In the ISO research project for my MSc in Machine Learning at Imperial College London, I focused on the problem of Cluster Analysis by using Dirichlet Process Mixture Models. The DPMMs is a “fully-Bayesian” unsupervised learning technique which unlike other Cluster Analysis methods does not require us to predefine the total number of clusters within our data. Large companies, such as Google, use these infinite Dirichlet mixture models in a variety of applications including Document Classification, Natural Language Processing, Computer Vision and more.
Update: The Datumbox Machine Learning Framework is now open-source and free to download. Check out the package com.datumbox.framework.machinelearning.clustering to see the implementation of Dirichlet Process Mixture Models in Java.
During my research I had the opportunity to work with two different mixture models: the Multivariate Normal Mixture Model which is used for clustering continuous Gaussian datasets and the Dirichlet-Multinomial Mixture Model which is used for clustering Documents. The original research lasted for 3 months and was performed under the supervision of Professor Aldo Faisal from Imperial College London. My plan is within the next weeks to post an adapted version of my research in this blog, discuss the theory and applications of Dirichlet Process Mixture Models and publish a Java implementation which can be used to perform clustering with DPMMs.
This article is the introduction/overview of the research, describes the problems, discusses briefly the Dirichlet Process Mixture Models and finally presents the structure of the upcoming articles.

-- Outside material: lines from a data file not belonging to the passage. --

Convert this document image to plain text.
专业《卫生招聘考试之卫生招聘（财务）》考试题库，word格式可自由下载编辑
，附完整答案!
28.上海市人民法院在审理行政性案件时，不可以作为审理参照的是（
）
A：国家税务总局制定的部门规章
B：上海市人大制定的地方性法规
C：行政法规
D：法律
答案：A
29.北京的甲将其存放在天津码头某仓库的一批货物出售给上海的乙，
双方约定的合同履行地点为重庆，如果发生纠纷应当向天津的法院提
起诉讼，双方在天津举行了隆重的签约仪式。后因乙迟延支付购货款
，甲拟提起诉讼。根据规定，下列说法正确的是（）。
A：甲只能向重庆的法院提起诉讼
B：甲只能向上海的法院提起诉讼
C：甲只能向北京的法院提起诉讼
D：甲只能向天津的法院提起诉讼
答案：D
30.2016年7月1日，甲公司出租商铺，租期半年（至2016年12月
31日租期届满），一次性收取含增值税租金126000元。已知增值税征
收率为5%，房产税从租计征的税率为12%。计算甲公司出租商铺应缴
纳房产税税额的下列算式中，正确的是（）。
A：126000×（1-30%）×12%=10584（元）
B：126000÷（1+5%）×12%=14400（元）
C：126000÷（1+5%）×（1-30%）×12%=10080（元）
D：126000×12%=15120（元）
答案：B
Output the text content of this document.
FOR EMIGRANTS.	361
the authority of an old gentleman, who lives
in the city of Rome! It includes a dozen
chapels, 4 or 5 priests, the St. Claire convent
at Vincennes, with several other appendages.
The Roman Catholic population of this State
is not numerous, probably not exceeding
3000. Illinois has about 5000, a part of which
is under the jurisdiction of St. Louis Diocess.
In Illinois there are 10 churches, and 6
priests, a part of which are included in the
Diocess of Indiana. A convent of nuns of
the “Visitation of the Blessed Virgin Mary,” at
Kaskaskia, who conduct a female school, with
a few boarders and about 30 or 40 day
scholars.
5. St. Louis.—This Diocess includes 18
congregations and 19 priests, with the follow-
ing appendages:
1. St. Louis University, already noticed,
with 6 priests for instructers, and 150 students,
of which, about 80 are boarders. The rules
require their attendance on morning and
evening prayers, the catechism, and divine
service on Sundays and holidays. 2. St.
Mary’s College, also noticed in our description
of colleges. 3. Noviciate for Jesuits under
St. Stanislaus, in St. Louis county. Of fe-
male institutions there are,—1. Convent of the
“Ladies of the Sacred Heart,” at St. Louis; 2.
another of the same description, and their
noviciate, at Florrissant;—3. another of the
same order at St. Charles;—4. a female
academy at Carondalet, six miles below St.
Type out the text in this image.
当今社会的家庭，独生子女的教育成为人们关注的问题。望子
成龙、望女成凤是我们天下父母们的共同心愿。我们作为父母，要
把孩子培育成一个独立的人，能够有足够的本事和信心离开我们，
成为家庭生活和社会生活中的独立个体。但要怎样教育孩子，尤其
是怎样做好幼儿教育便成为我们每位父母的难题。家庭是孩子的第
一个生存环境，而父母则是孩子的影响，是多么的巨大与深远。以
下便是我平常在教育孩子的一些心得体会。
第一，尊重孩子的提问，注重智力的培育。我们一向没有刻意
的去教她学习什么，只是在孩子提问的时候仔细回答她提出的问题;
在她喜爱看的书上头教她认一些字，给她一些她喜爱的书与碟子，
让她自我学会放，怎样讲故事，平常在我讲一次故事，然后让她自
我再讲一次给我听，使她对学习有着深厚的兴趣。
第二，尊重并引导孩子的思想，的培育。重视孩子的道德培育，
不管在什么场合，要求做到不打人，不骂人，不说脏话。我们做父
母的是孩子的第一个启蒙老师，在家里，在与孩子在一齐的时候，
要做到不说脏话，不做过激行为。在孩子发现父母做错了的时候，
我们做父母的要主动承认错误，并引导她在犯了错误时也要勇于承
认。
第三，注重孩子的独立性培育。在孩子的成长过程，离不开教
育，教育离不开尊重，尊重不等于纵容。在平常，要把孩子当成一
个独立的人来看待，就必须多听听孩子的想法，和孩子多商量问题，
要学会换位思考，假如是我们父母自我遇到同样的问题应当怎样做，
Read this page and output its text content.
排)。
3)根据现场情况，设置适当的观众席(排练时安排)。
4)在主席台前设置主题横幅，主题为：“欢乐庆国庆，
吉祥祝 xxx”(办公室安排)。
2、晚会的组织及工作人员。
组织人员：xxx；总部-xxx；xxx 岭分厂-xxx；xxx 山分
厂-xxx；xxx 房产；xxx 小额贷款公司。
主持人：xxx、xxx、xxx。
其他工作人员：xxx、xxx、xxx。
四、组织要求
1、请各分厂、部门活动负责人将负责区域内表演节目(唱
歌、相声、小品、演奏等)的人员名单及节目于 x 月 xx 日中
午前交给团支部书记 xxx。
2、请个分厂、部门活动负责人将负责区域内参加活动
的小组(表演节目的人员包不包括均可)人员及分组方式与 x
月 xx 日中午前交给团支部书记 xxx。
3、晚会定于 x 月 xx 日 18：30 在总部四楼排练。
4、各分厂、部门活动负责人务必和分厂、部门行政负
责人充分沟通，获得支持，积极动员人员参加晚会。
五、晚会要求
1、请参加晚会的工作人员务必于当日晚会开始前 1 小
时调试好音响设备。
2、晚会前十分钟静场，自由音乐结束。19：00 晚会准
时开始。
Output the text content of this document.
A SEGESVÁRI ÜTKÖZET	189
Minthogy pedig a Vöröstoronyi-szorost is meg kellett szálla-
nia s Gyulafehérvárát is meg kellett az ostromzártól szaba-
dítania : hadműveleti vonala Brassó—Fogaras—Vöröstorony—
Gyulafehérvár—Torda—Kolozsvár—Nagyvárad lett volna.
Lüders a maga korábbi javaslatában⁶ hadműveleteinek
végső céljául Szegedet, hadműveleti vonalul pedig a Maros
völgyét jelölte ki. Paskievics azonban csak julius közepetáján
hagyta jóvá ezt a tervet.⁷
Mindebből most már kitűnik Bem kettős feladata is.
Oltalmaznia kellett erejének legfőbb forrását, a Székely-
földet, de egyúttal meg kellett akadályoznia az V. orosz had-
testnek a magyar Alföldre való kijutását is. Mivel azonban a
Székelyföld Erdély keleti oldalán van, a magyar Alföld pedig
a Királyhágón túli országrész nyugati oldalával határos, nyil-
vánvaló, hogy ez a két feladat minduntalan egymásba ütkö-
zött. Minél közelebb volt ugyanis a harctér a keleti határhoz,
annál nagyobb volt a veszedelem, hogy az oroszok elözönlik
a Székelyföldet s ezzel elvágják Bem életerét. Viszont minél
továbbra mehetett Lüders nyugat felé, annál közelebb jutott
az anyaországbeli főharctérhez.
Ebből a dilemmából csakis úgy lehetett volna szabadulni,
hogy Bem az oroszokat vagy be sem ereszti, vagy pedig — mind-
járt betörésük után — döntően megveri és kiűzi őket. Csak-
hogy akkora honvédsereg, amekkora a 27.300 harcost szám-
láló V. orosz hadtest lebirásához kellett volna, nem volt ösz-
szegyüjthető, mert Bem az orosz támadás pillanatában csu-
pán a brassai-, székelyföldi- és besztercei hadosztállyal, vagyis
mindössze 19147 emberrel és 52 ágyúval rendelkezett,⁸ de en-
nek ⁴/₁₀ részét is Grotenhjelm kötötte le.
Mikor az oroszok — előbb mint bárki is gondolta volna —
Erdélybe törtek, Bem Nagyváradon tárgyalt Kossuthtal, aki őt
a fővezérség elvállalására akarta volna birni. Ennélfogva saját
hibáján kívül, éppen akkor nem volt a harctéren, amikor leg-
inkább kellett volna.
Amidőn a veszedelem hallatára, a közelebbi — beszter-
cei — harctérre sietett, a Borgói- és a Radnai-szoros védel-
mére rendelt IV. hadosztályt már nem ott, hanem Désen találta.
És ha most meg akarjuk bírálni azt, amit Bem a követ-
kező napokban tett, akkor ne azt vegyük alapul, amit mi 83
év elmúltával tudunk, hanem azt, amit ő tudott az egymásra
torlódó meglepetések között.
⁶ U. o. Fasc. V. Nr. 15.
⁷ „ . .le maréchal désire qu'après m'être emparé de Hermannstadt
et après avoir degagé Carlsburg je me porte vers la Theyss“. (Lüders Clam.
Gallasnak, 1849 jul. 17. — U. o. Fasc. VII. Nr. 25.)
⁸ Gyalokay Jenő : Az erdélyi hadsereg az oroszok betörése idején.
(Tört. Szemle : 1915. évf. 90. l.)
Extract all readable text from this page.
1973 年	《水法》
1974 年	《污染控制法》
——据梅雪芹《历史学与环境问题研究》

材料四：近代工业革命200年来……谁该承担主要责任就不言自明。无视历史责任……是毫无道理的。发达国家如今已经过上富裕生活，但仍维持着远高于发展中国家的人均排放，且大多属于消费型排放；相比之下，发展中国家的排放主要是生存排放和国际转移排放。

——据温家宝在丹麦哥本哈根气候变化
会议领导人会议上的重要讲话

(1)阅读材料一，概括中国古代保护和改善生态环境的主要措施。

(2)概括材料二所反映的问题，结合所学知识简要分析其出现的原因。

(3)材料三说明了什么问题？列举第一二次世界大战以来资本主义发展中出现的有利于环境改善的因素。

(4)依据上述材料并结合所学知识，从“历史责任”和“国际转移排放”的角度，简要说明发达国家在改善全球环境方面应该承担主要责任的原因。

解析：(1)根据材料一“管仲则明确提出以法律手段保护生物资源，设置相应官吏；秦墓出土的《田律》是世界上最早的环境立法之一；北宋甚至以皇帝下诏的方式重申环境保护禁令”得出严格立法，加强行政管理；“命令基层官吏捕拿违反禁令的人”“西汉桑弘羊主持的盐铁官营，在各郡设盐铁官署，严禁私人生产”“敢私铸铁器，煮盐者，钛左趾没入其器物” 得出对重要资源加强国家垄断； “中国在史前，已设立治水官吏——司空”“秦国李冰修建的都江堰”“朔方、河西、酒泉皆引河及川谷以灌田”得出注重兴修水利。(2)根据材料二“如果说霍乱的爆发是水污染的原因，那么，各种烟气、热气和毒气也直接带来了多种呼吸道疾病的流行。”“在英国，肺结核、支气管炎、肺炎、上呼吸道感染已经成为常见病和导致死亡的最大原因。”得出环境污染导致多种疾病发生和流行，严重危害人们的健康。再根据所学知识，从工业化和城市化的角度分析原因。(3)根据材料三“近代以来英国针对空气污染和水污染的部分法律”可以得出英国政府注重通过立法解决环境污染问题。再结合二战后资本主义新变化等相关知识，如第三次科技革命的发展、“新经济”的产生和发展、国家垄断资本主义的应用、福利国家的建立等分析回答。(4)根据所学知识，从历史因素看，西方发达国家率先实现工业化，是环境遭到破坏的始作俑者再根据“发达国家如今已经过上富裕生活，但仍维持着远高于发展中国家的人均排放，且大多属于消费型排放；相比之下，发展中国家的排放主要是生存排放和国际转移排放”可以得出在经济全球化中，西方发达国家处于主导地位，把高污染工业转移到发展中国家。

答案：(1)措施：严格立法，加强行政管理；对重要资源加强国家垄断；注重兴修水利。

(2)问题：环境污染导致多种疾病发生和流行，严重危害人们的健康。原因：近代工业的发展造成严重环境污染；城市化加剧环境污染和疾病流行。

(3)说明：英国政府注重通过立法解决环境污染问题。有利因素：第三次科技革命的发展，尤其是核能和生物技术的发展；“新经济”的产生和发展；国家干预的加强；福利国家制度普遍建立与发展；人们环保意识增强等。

Cluster Analysis is an unsupervised learning technique which targets in identifying the groups within a dataset. The groups are selected in such a way so that the observations assigned to them are more similar to each other than to the observations which belong to different groups. Clustering is an unsupervised technique because it does not make use of annotated datasets in order to estimate the aforementioned clusters. Instead the clusters are identified only by using the characteristics/features of the data.
The task of cluster analysis is not linked directly to a particular algorithm but rather there are several different approaches to model the data. In the literature we can find centroid models (such as the K-means and the K-representative) which represent the groups as mean vectors, distribution models (such as the Mixture of Gaussians) which model the generative distributions of the data by using statistics and probabilities, Graph Clustering models (such as the MCL) which organize datasets on the basis of the edge structure of the observations, Connectivity models (such as the Agglomerative and Divisive algorithms) which focus on the distance connectivity and more.
Cluster Analysis algorithms can be further separated in different categories depending on the way that they organize the clusters. For example algorithms can divided based on whether they perform hard or soft clustering (assigning the data points to a single cluster or to many clusters with a certain probability/weight) and on whether they perform flat, hierarchical or overlapping clustering (whether preserve a hierarchy in the identified clusters).
Finally given the fact that Cluster Analysis is one of the most popular and regularly used Machine Learning techniques, several different algorithms and models have been proposed in the literature. In general the technique that is used in each case heavily depends on the problem and the type of data that we have.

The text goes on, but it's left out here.